Yard House will soon have company: Seidensticker and his business partner, Brett Decklever, are planning to open an Oak & Stone in Naples by year’s end — what would be location No. 5. The partners opened a second Oak & Stone, in downtown St. Petersburg, following the success of their 2016 debut location, near the Mall at University Town Center. A third location, in south Sarasota off Clark Road, is scheduled to open in in May, followed by a Bradenton store.
In contrast to the traditional bar service, Oak & Stone encourages customers to create their own beer experience with its self-serve tap wall. Customers start a tab when their sensor-embedded bracelet is paired with a payment card. Bracelets are scanned at the tap and billed to the tab by the ounce as customers can sip their way to their favorites.
“It’s a social experience and it takes the intimidation factor out of craft beer which, from personal experience, is real,” says Seidensticker. “Customers can often end up with something they don’t like, so this allows them to experiment and taste different beers. If you taste an ounce that you don’t like, you’re only out a few cents.”
Not wholly dependent on the rising popularity of craft beer, both establishments offer full-bar service. “Besides beer there is wine and craft cocktails,” Rivera says. “We describe our menu as a no-veto menu. There is something for everyone.”
To further broaden the appeal, both Yard House and Oak & Stone claim culinary emphasis that extends beyond typical beer joint and sports bar fare.
“Walking into our building it’s home, it’s fun, it’s energetic, it’s positive,” Rivera says. “There are 30-plus TVs showing different sports events.
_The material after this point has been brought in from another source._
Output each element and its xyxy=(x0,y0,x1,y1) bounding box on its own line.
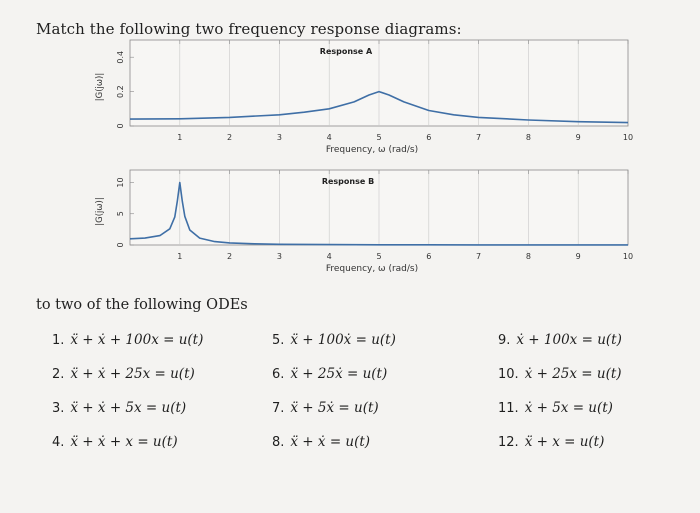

Our service sets us apart from many others, and our menu caters to people wanting a casual experience to a presentation that’s a lot like fine dining.”
Oak & Stone, says Seidensticker, emphasizes the pairing of food and beer, adding the menu was created to complement the flavor profiles of brews from lagers to stouts.
“Ultimately my partner and I wanted a restaurant, but the beer part was such a cool part of it that we wanted to build a concept around the beer,” Seidensticker says. “In order to do that, we felt it had to be focused on the two things we wanted, one being a really large craft beer selection, and the other offering high-quality food that pairs with high-quality craft beer. We’re not a sports bar, but we have become a popular place to watch games.”
'Keep coming back'
In addition to offering more dining and entertainment options to consumers, the emergence of new beer-centric eateries help raise the profile of local craft brews. With dozens of taps to fill keg rooms they are constantly restocking and rotating selections.
“Our business is driven in large part by the local markets, and typically 75% of our beer comes from the local market,” says Seidensticker. “That allows the community around the restaurant to take a little bit of ownership of it.”
Beer doesn’t have a lengthy shelf life, however, and is effectively expired after about 75 days once in the keg. As a result, properly maintaining the volume of kegs required at establishments such as Yard House and Oak & Stone is paramount and, says Nordquist, could be the difference between success and failure.
“I went to a bar in California that had 200 taps, but the beer was so far gone it was undrinkable,” says Nordquist. “The bartender just shrugged and said it happens sometimes. That’s unacceptable. Managing those taps is a key part of your staff. So is having servers who know about the beer. It takes more training and an extra effort to have a staff that can do that, and it’s the kind of thing that will keep people coming back.”